Le texte d'Alain Dubuc dans La Presse du 29 janvier porte à réfléchir. Comme lui, je n'aime pas que l'on traite de la question du crucifix à l'Assemblée nationale de manière partisane. Je suis d'accord avec ce qu'il écrit sur la culture chrétienne: «Ce passé [catholique] n'a pas seulement légué un patrimoine, il a aussi contribué, avec les traditions protestante, orthodoxe et juive, à définir nos références communes et nos valeurs. Cela fait partie du bagage que propose la société d'accueil et dont les nouveaux venus doivent tenir compte dans leur processus d'intégration. L'asepsie culturelle n'est pas une solution».

C'est pourquoi je ne comprends pas que M. Dubuc veuille exclure le crucifix des murs de l'Assemblée nationale, installé par le premier ministre Duplessis en 1936. S'il n'y était pas, il ne serait pas question de l'y mettre, mais il y est déjà.

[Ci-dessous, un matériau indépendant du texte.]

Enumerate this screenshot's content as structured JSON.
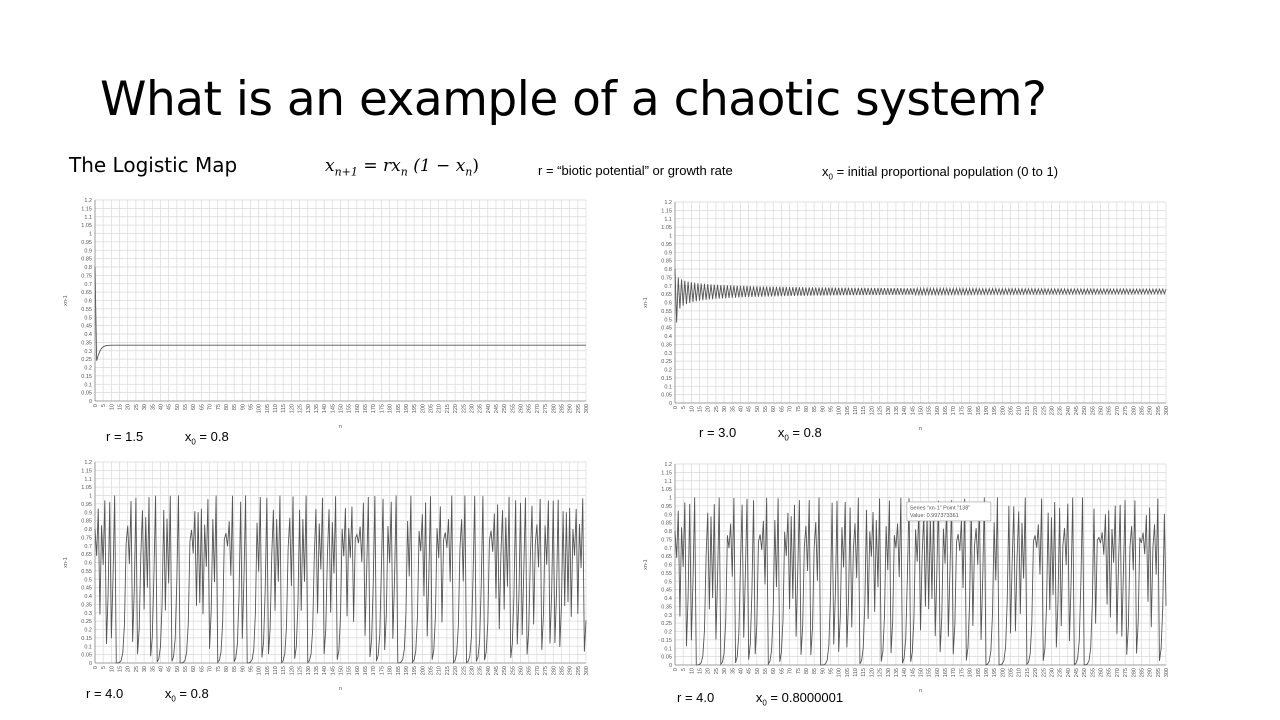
{
  "slide": {
    "title": "What is an example of a chaotic system?",
    "subheading": "The Logistic Map",
    "formula": {
      "lhs": "x",
      "lhs_sub": "n+1",
      "eq": "=",
      "rhs_r": "rx",
      "rhs_sub": "n",
      "paren_open": "(1 − x",
      "paren_sub": "n",
      "paren_close": ")"
    },
    "r_note": "r = “biotic potential” or growth rate",
    "x0_note": {
      "prefix": "x",
      "sub": "0",
      "text": " = initial proportional population (0 to 1)"
    }
  },
  "colors": {
    "line": "#555555",
    "grid": "#d9d9d9",
    "axis": "#888888",
    "background": "#ffffff"
  },
  "chart_data": [
    {
      "type": "line",
      "id": "chart-r15",
      "series": [
        {
          "name": "xn-1",
          "generator": "logistic",
          "r": 1.5,
          "x0": 0.8,
          "n": 300
        }
      ],
      "xlabel": "n",
      "ylabel": "xn-1",
      "xlim": [
        0,
        300
      ],
      "ylim": [
        0,
        1.2
      ],
      "xstep": 5,
      "ystep": 0.05,
      "grid": true,
      "caption": {
        "r_text": "r = 1.5",
        "x0_prefix": "x",
        "x0_sub": "0",
        "x0_text": " = 0.8"
      }
    },
    {
      "type": "line",
      "id": "chart-r30",
      "series": [
        {
          "name": "xn-1",
          "generator": "logistic",
          "r": 3.0,
          "x0": 0.8,
          "n": 300
        }
      ],
      "xlabel": "n",
      "ylabel": "xn-1",
      "xlim": [
        0,
        300
      ],
      "ylim": [
        0,
        1.2
      ],
      "xstep": 5,
      "ystep": 0.05,
      "grid": true,
      "caption": {
        "r_text": "r = 3.0",
        "x0_prefix": "x",
        "x0_sub": "0",
        "x0_text": " = 0.8"
      }
    },
    {
      "type": "line",
      "id": "chart-r40-a",
      "series": [
        {
          "name": "xn-1",
          "generator": "logistic",
          "r": 4.0,
          "x0": 0.8,
          "n": 300
        }
      ],
      "xlabel": "n",
      "ylabel": "xn-1",
      "xlim": [
        0,
        300
      ],
      "ylim": [
        0,
        1.2
      ],
      "xstep": 5,
      "ystep": 0.05,
      "grid": true,
      "caption": {
        "r_text": "r = 4.0",
        "x0_prefix": "x",
        "x0_sub": "0",
        "x0_text": " = 0.8"
      }
    },
    {
      "type": "line",
      "id": "chart-r40-b",
      "series": [
        {
          "name": "xn-1",
          "generator": "logistic",
          "r": 4.0,
          "x0": 0.8000001,
          "n": 300
        }
      ],
      "xlabel": "n",
      "ylabel": "xn-1",
      "xlim": [
        0,
        300
      ],
      "ylim": [
        0,
        1.2
      ],
      "xstep": 5,
      "ystep": 0.05,
      "grid": true,
      "tooltip": {
        "line1": "Series \"xn-1\" Point \"138\"",
        "line2": "Value: 0.997373361",
        "point_n": 138,
        "point_value": 0.997373361
      },
      "caption": {
        "r_text": "r = 4.0",
        "x0_prefix": "x",
        "x0_sub": "0",
        "x0_text": " = 0.8000001"
      }
    }
  ]
}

«Je défends la présence de ces crucifix (sur les murs des écoles et de l'Assemblée nationale), explique Pierre Foglia, en n'en faisant pas une affaire de principe, de religion, de droit, mais comment dire? De sensibilité. D'urbanité. Bien sûr qu'ils sont incongrus dans un espace civique, mais on ne parle pas d'en mettre, ils sont là, il y a de la provocation à vouloir les décrocher, il y a un peu là-dedans du taliban qui fait sauter les bouddhas de Bamiyan. Peut-être y a-t-il dans ce débat, en plus de la voix du bon droit, celle du citoyen ordinaire qui ne fait pas chier son voisin quand ce n'est pas absolument nécessaire» (La Presse, 2 oct. 2007).

Incidemment, faudrait-il aussi supprimer notre drapeau adopté encore plus récemment, le 21 janvier 1948, sous le même premier ministre Duplessis, qui est composé de quatre fleurs de lys en mémoire des origines françaises du Québec et d'une croix blanche représentant la foi chrétienne? Faudrait-il encore supprimer nos armoiries adoptées le 9 décembre 1939, où les fleurs de lys (or sur fond bleu), symboles des rois de France, sont au nombre de trois en l'honneur de la Sainte-Trinité?

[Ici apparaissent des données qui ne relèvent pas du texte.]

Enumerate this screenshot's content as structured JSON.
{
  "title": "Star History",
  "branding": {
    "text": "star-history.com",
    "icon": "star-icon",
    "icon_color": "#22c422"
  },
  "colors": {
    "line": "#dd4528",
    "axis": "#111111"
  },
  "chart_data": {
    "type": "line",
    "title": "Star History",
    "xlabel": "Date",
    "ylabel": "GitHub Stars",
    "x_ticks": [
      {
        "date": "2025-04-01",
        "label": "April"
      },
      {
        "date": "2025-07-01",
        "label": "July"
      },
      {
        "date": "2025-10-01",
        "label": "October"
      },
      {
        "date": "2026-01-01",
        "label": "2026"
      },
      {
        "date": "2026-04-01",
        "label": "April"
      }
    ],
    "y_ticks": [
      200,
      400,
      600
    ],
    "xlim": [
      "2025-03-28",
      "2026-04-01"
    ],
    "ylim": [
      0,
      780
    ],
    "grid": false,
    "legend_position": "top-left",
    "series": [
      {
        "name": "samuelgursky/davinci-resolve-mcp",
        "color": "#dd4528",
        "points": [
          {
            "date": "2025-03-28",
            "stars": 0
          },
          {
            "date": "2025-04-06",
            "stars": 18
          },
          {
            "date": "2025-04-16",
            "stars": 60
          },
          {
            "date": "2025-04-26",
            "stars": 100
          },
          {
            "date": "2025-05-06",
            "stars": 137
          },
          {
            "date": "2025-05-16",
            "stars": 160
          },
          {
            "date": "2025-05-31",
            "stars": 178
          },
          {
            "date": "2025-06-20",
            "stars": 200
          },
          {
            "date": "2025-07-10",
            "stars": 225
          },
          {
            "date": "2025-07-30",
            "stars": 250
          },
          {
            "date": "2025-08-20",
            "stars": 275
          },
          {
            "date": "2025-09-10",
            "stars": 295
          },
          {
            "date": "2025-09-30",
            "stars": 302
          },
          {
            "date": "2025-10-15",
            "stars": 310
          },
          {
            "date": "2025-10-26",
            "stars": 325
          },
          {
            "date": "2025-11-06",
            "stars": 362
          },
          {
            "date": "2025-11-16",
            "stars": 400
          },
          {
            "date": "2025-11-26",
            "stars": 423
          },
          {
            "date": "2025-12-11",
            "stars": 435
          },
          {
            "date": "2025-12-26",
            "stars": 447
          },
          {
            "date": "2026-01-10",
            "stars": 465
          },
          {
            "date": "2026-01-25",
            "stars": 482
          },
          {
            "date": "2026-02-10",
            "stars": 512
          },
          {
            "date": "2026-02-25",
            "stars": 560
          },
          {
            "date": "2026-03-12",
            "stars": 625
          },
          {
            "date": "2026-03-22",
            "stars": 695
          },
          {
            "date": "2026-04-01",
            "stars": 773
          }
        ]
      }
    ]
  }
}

En Italie, en mars 2005, le Tribunal administratif rejeta la requête des parents qui contestaient la présence du crucifix dans les écoles publiques. Il estima notamment que, quoique le crucifix soit un symbole religieux, il est également un symbole historico-culturel, pourvu à ce titre d'une «valeur identitaire» pour le peuple italien, en ce qu'il «représente d'une certaine manière le parcours historique et culturel caractéristique de [l'Italie] et en général de l'Europe toute entière...».

Le tribunal retint en outre que le crucifix devait aussi être considéré comme un symbole d'un système de valeurs qui innervent la Charte constitutionnelle italienne. Après diverses péripéties, le litige fut porté devant la Grande Chambre de la Commission européenne des droits de l'homme, la plus haute instance judiciaire du Conseil de l'Europe, qui rejeta la requête des parents. Dans le cadre de cette procédure, 33 membres du Parlement européen et 10 pays, dont la Russie, sont intervenus pour soutenir l'Italie. Effectivement, le crucifix est présent dans les écoles de plusieurs pays européens.

Qu'en serait-il des débats à l'Assemblée nationale, si les députés pensaient quelquefois aux valeurs fondamentales qui animaient cet homme crucifié? Comme on peut être inspiré par la vie de Gandhi, Luther King, Nelson Mandela.